Are you equally good at telling stories orally?
Deep down inside, who do you write for?
I write for as broad an audience as my work can reach. I know that some writers will say they write for themselves, but I don't think they're being sincere, unless they're just writing in diaries.
Is writing a form of personal therapy? Are internal conflicts a creative force?
It is a form of personal therapy. My very first book was just that: FAMILY ESTRANGEMENTS was born out of a painful personal estrangement that I couldn't understand so I began to explore the topic and ultimately that led to me writing my first book. I do find internal conflicts food for creativity, sometimes the conflicts are resolved by the act of writing either because we find resolution or because those conflicts are put to rest once written about.
Does reader feed-back help you?
Yes, if constructive, though I must say even if the feed-back was critical without constructive suggestions as long as it was not mean-spirited. When I did my first book, my daughter-in-law had all her friends write horrible reviews of my book even though most of her friends who wrote these churlish reviews on Amazon probably hadn't read the book. That feed-back was hurtful and not particularly helpful except to show me how cruel some people can be.
Do you participate in competitions? Have you received any awards?
I won an award for best non-fiction with my first book. And I have just submitted a screenplay, ABUSE OF POWER, to a competition, SCRIPTAPALOOZA.
Do you share rough drafts of your writings with someone whose opinion you trust?
I do. I have an editor friend who reviews my work before it's submitted for publication.
Do you believe you have already found "your voice" or is that something one is always searching for?
I have found my voice in non-fiction. I am not sure if I have in my current writing of screenplays.
What discipline do you impose on yourself regarding schedules, goals, etc.?

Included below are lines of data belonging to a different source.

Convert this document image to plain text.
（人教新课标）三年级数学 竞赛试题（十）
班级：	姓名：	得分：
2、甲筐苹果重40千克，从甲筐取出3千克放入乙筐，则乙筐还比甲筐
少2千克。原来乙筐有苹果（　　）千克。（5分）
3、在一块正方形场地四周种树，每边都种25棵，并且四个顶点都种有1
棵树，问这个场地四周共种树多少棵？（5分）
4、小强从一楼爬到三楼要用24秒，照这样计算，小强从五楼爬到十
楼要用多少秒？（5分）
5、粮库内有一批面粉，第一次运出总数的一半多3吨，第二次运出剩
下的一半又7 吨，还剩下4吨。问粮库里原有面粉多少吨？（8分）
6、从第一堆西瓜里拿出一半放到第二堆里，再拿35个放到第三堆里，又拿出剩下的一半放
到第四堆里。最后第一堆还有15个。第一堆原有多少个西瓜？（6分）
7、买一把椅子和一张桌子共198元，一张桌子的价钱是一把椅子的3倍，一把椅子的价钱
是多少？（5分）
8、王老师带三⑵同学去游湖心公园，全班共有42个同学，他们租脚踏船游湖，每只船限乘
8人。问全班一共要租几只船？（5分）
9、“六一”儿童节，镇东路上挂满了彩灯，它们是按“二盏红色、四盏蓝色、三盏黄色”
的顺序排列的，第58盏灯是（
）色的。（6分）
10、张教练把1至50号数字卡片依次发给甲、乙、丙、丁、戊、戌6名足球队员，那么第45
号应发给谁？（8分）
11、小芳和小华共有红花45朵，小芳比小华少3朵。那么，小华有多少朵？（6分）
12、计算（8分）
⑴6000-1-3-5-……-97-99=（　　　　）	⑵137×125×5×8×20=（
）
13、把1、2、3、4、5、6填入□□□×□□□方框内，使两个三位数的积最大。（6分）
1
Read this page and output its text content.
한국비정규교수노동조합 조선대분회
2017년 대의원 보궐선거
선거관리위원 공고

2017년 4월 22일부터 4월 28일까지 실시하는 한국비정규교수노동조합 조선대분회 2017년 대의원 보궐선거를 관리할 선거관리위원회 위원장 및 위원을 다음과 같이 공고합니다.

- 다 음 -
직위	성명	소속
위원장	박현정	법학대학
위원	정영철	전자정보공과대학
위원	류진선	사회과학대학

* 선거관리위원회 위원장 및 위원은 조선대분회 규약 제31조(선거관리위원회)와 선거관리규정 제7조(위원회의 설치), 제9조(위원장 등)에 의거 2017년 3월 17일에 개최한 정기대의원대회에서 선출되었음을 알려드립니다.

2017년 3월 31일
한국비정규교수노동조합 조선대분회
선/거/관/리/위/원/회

I am not rigorous in following a prescribed schedule. I can sometimes write for 12 hours a day or a day with one or two hours of writing or sometimes none at all. It depends on whether or not I'm on a roll.
What do you surround yourself with in your work area in order to help your concentrate?
Beautiful surroundings in my study which is lined with books.
Do you write on a computer? Do you print frequently? Do you correct on paper? What is your process?
When the computer boots up, the thoughts start coming. I can't write unless I'm at the computer. I have a symbiotic relationship with my computer. I do correct both on the computer and on hard copy. I have no fixed process, but at the end of the day, I review and revise, and start the next writing session going back several days worth of work to fix where I am in my mind.
What sites do you frequent on-line to share experiences or information?
I check with my favorite blogs and I am an inveterate Google researcher. I also blog myself:
What has been your experience with publishers?
Excellent rapport with Random House, particularly Bantam Dell. But on a book I tried to get published that Random House rejected, I found that my agent was unable to get past some of the old biddies in many of the publishing houses. The book topic was not to their liking: HE'S NOT TOO YOUNG FOR YOU.
What are you working on now?
ABUSE OF POWER
An Atlanta female judge flagrantly abuses her judicial power—this time to prevent contact between a loving father and his two teenage children in a divorce-custody dispute where he is unfairly accused of parental alienation. He battles not only the corrupt judge but his vengeful ex-wife and her unscrupulous lawyer. Some battles are worth fighting even at the risk of losing everything you’ve ever worked for.
What do you recommend I do with all those things I wrote years ago but have never been able to bring myself to show anyone?
Look them over and see if there's anything worth saving, revising, updating. The rest, throw away.